Ce qui captive le lecteur réside avant tout dans le constant aller-retour entre une écriture parfois franchement lyrique et des passages, plus nombreux, où De Nevers adopte une vision la plus neutre possible de la réalité dont il fait l’expérience. Ce regard à la fois littéraire et scientifique sur les modes de fonctionnement des peuples européens s’exerce sur des sujets aussi variés que les villages ruraux en périphérie de Berlin et de Vienne, les fêtes de Noël et du jour de l’An à Berlin ou encore les caractères des populations selon leur pays d’apparte-nance. Alternant les remarques et anecdotes ironiques (voire humoristiques) avec les réflexions plus graves, De Nevers parvient de manière magistrale à dépeindre les moindres recoins de la société dans laquelle il évolue. En cela, il rétablit l’image de l’Allemagne que les journaux français s’efforçaient, depuis la défaite de 1871, de dévaluer. Cependant, cette réhabilitation n’est pas exempte de critiques. Lorsqu’il s’immisce par exemple dans le monde étudiant, l’auteur n’hésite pas à faire part de ses constats les plus sévères.

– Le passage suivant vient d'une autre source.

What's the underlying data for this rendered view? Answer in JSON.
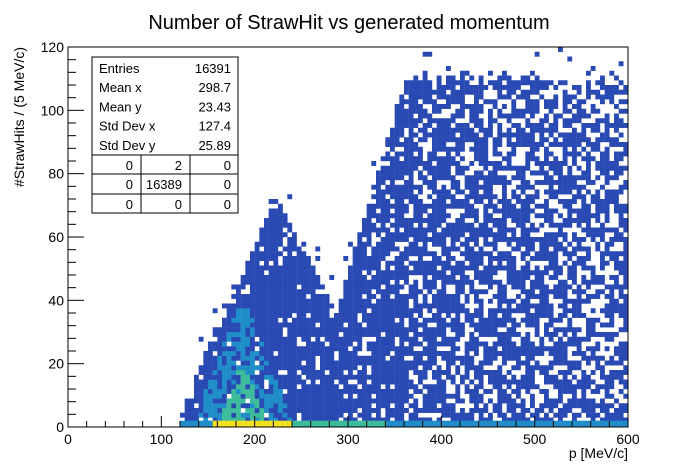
{
  "chart_data": {
    "type": "heatmap",
    "title": "Number of StrawHit vs generated momentum",
    "xlabel": "p [MeV/c]",
    "ylabel": "#StrawHits / (5 MeV/c)",
    "xlim": [
      0,
      600
    ],
    "ylim": [
      0,
      120
    ],
    "x_ticks": [
      "0",
      "100",
      "200",
      "300",
      "400",
      "500",
      "600"
    ],
    "y_ticks": [
      "0",
      "20",
      "40",
      "60",
      "80",
      "100",
      "120"
    ],
    "grid": false,
    "stats_box": {
      "rows": [
        {
          "label": "Entries",
          "value": "16391"
        },
        {
          "label": "Mean x",
          "value": "298.7"
        },
        {
          "label": "Mean y",
          "value": "23.43"
        },
        {
          "label": "Std Dev x",
          "value": "127.4"
        },
        {
          "label": "Std Dev y",
          "value": "25.89"
        }
      ],
      "grid": [
        [
          "0",
          "2",
          "0"
        ],
        [
          "0",
          "16389",
          "0"
        ],
        [
          "0",
          "0",
          "0"
        ]
      ]
    },
    "distribution": {
      "x_min_populated": 120,
      "zero_hit_band_intensity": "high",
      "lobes": [
        {
          "p_center": 190,
          "p_width": 30,
          "hits_peak": 30,
          "hits_max": 70
        },
        {
          "p_range": [
            300,
            600
          ],
          "hits_max": 112
        }
      ]
    },
    "colors": {
      "low": "#2a4ab3",
      "mid": "#1f8ec8",
      "high": "#3cbc9a",
      "peak": "#f5e01c"
    }
  }
}
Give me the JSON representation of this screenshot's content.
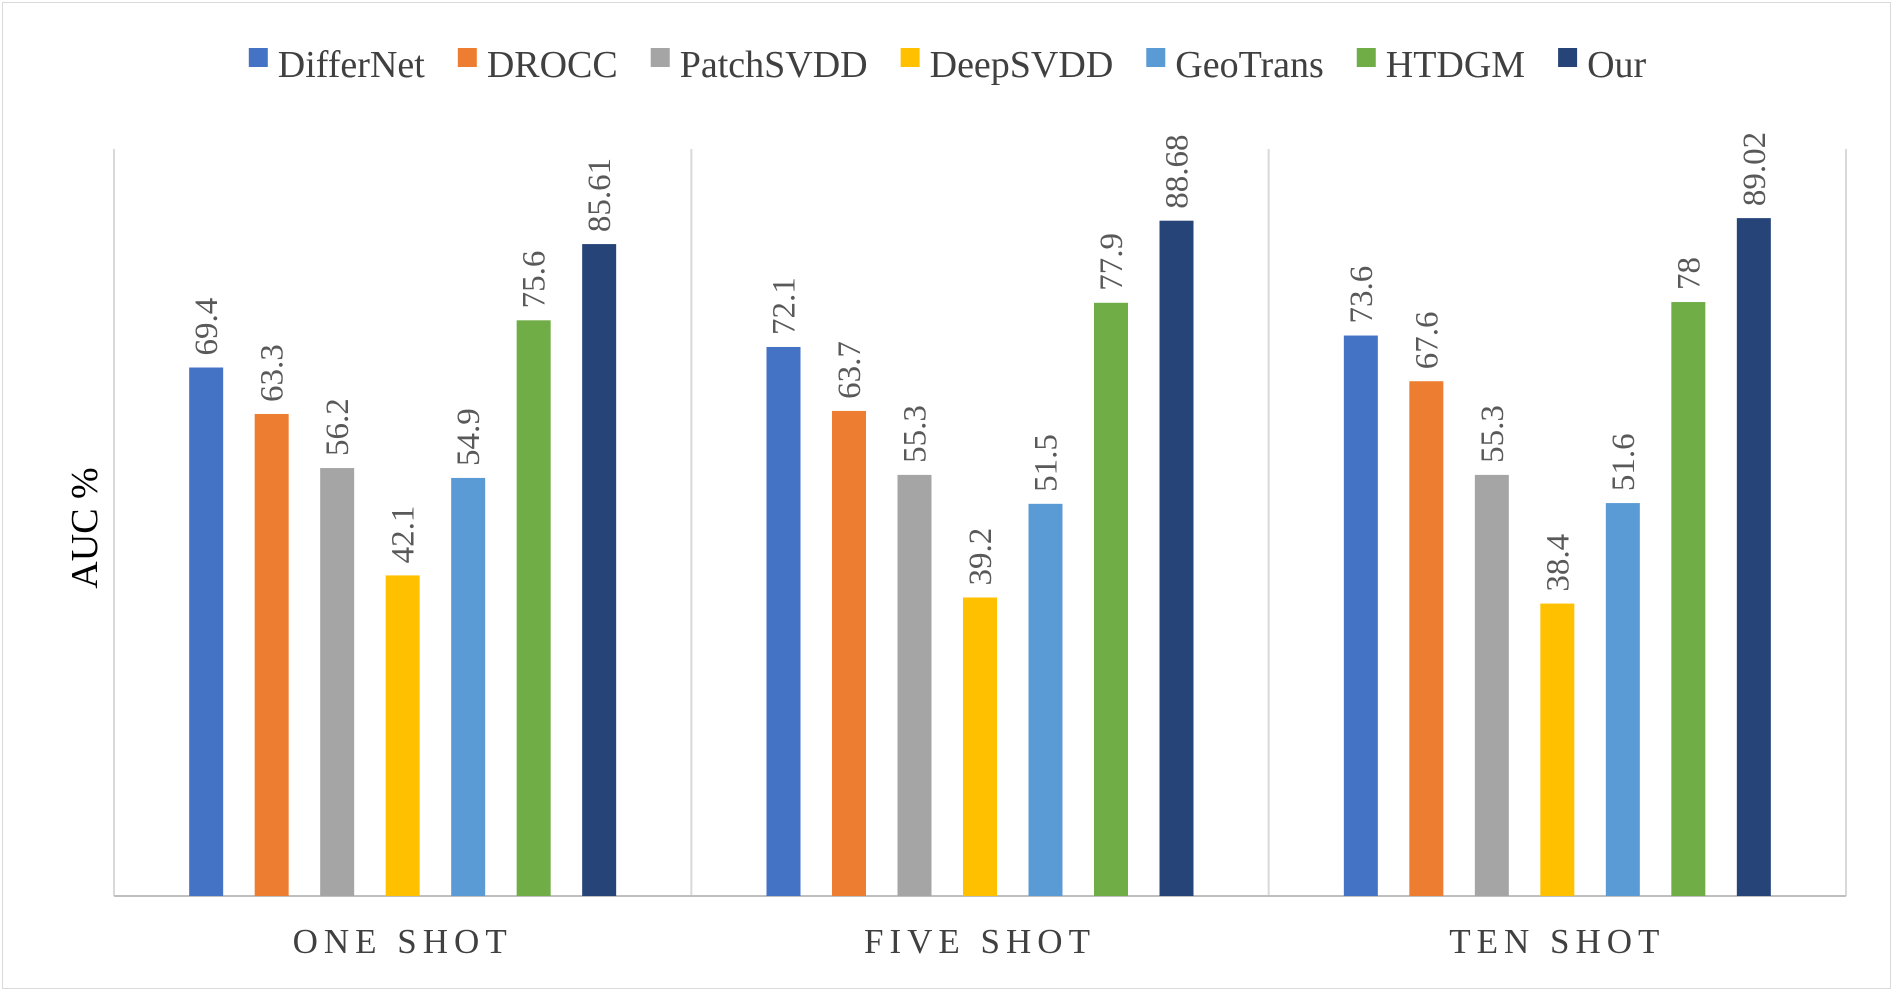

Décrivant les rites violents et éthyliques des corporations estudiantines (les Burschenschaft) avec une minutie et un souci du détail tout droit emprunté à la méthode ethnographique, De Nevers émet des regrets envers cette « coutume barbare du duel sans cause ni raison » (p. 171).

Au fil des pages, comme inscrit en filigrane dans les 22 lettres, c’est bel et bien le désir de comparer les cultures entre elles (et spécialement les deux qu’il connaît le mieux : la « canadienne-française » et l’allemande) qui transparaît, telle une obsession que De Nevers ne peut se contenir d’exprimer. Cette dernière procure au recueil toute sa puissance et, d’une certaine manière, préfigure ce qui deviendra quelque 50 ans plus tard, le mot d’ordre de toute une génération d’anthropologues travaillant sur le « proche et le lointain ». Cet ouvrage, à la lecture fort plaisante grâce à son style avant-gardiste, intéressera les lecteurs de tous les horizons de par la pertinence historique et politique de son propos ainsi que par la finesse de ses descriptions des grandes villes européennes et des populations qui y évoluent.